Song 157, Friday, 11/29/2013 -- Butt Dialed by Gregg Cagno, who also wrote the song. You can find a YouTube video of this tune here. Friday being Friend's Day, I decided to post this gem by my friend Gregg Cagno. Until I heard this song, I didn't even know it was possible to butt dial someone, and now that I know about it, I think it might explain a couple of calls I've gotten over the past year or so. I'd also like to use this post to deny the rumor that Gregg, John Gorka (Nothing But a Butt) and I (But But But) are planning a CD compilation called You Bet Your Butt. One further note -- for those confused about geography, Buttzville is in New Jersey, which is a state that all three of us (Gorka, Cagno and myself) have called home at some time in our lives, although for what it's worth, there is also a Buttzville in North Dakota as well.
Song 156, Thursday, 11/28/2013 -- Restless by Tom Petty and the Heartbreakers, written by Tom Petty. You can find a YouTube video of this tune here. The YT video visual is just a still of the You're Gonna Get It cover, but while the video visual doesn't move, the song sure does, as it should, considering what it's about.
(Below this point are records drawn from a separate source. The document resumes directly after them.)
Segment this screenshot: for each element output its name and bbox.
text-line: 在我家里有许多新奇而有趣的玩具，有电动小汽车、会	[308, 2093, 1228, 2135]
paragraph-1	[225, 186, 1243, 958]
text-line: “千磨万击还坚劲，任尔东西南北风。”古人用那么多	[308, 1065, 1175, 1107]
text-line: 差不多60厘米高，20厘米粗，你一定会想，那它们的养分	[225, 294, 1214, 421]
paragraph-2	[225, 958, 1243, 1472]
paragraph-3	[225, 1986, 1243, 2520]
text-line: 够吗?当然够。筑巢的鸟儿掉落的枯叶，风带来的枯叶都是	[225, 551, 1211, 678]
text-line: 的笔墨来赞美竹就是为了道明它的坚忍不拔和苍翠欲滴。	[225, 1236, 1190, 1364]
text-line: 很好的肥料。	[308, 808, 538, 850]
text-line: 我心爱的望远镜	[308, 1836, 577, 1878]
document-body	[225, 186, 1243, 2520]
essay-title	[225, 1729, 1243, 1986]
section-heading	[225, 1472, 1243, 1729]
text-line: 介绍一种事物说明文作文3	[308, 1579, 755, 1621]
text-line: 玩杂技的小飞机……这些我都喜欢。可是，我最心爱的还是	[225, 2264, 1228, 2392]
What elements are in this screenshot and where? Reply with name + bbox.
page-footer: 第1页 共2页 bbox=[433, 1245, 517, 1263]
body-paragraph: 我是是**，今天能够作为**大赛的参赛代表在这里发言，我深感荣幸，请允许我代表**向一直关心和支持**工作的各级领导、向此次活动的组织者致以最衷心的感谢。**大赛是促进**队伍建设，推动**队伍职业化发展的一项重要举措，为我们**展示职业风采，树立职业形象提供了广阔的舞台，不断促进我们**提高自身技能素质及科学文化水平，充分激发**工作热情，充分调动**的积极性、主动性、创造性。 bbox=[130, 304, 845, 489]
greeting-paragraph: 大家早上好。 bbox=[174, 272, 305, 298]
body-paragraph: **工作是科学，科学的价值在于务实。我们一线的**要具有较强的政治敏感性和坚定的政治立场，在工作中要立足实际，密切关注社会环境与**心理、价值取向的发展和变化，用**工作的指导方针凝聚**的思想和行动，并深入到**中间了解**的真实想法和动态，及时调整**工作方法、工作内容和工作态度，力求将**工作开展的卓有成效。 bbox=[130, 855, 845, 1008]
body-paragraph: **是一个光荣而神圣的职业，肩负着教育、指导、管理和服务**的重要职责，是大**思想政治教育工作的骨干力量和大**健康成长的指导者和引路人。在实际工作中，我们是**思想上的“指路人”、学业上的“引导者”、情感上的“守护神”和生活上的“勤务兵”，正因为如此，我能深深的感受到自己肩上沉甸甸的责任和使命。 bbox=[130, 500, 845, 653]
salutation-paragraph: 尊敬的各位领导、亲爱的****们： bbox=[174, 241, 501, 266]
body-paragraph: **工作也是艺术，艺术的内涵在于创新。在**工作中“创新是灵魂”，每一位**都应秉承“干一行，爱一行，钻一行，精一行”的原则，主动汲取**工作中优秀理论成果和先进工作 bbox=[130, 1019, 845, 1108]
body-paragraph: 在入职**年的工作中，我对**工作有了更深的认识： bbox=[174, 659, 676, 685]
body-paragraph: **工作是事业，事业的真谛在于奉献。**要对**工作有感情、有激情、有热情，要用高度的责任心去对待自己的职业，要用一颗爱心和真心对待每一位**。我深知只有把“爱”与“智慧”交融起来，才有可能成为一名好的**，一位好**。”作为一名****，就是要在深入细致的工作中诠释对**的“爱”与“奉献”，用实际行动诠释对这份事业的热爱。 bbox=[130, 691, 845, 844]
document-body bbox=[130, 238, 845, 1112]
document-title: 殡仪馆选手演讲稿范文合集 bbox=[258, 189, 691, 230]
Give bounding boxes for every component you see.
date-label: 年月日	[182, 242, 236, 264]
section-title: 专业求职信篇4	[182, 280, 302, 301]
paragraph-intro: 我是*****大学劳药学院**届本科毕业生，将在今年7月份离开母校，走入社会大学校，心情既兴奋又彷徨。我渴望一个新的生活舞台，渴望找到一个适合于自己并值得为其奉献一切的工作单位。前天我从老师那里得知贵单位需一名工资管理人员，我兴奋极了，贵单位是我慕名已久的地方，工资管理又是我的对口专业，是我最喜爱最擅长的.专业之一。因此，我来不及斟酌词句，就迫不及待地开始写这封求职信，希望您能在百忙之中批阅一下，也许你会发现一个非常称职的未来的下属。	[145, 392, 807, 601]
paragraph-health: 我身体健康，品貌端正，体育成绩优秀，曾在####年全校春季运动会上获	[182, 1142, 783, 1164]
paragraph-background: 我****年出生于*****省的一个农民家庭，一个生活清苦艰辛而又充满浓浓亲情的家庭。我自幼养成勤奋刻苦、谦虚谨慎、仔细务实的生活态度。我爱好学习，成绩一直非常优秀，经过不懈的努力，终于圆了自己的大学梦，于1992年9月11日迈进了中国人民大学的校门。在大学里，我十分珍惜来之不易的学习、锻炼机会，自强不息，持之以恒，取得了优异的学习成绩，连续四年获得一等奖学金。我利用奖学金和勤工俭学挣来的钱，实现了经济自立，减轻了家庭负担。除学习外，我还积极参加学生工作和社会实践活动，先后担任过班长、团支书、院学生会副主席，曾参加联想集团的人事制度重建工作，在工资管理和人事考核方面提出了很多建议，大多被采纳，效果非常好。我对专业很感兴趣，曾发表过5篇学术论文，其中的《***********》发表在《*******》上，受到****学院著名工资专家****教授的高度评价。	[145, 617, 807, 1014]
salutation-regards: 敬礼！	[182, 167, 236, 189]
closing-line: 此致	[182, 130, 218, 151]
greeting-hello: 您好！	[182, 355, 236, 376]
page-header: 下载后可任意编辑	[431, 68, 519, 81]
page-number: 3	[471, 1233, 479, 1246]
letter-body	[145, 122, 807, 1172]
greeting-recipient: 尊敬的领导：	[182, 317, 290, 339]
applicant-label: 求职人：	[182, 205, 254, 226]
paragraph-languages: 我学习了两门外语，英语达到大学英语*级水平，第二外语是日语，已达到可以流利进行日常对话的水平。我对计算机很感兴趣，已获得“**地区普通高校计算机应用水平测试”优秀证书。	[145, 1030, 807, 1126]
On Thanksgiving Day, I'm thankful for the music of Tom Petty and the Heartbreakers, and I was even more so in the late '70s when I wasn't hearing a whole lot of new stuff that interested me. I followed yesterday's song by the Byrds with a song by TP because he and his crew obviously like the music of the Byrds as much as I do and it shows in their music, to the extent that one critic at the time of their first album release thought that one of the tracks from that LP (American Girl) was a Byrds cover, when it was actually an original song. From the first time I heard their second LP, I liked this song a lot, at least in part because I really relate to the message in the words. I opened the first song (Halfway Home) of my first album-length release (Going My Way) with the word restless. I understand exactly what Petty is saying in and between the lines of this song, and I know very well the feeling that he's expressing.
Song 155, Wednesday, 11/27/2013 -- Renaissance Fair by The Byrds, written by David Crosby and Jim McGuinn. You can find a YouTube video of this tune here. The YT video visual is just a still graphic of the Younger Than Yesterday cover, but while it might not show you much, this video will give you a lot to listen to in a very short time with a really tight rocking song. I knew The Byrds mostly from their hit singles, which I really liked, but in the early '70s as I had a chance to expand my LP collection, I made sure to get each and every Byrds album. I felt pretty good about each purchase, but Younger Than Yesterday sounded so much better than I had expected. I particularly like the interplay between the lead and rhythm guitars on this song, plus the way the words manage to evoke 3 of the 5 senses in only 3 lines, drawing you into a scene you can see, hear and smell.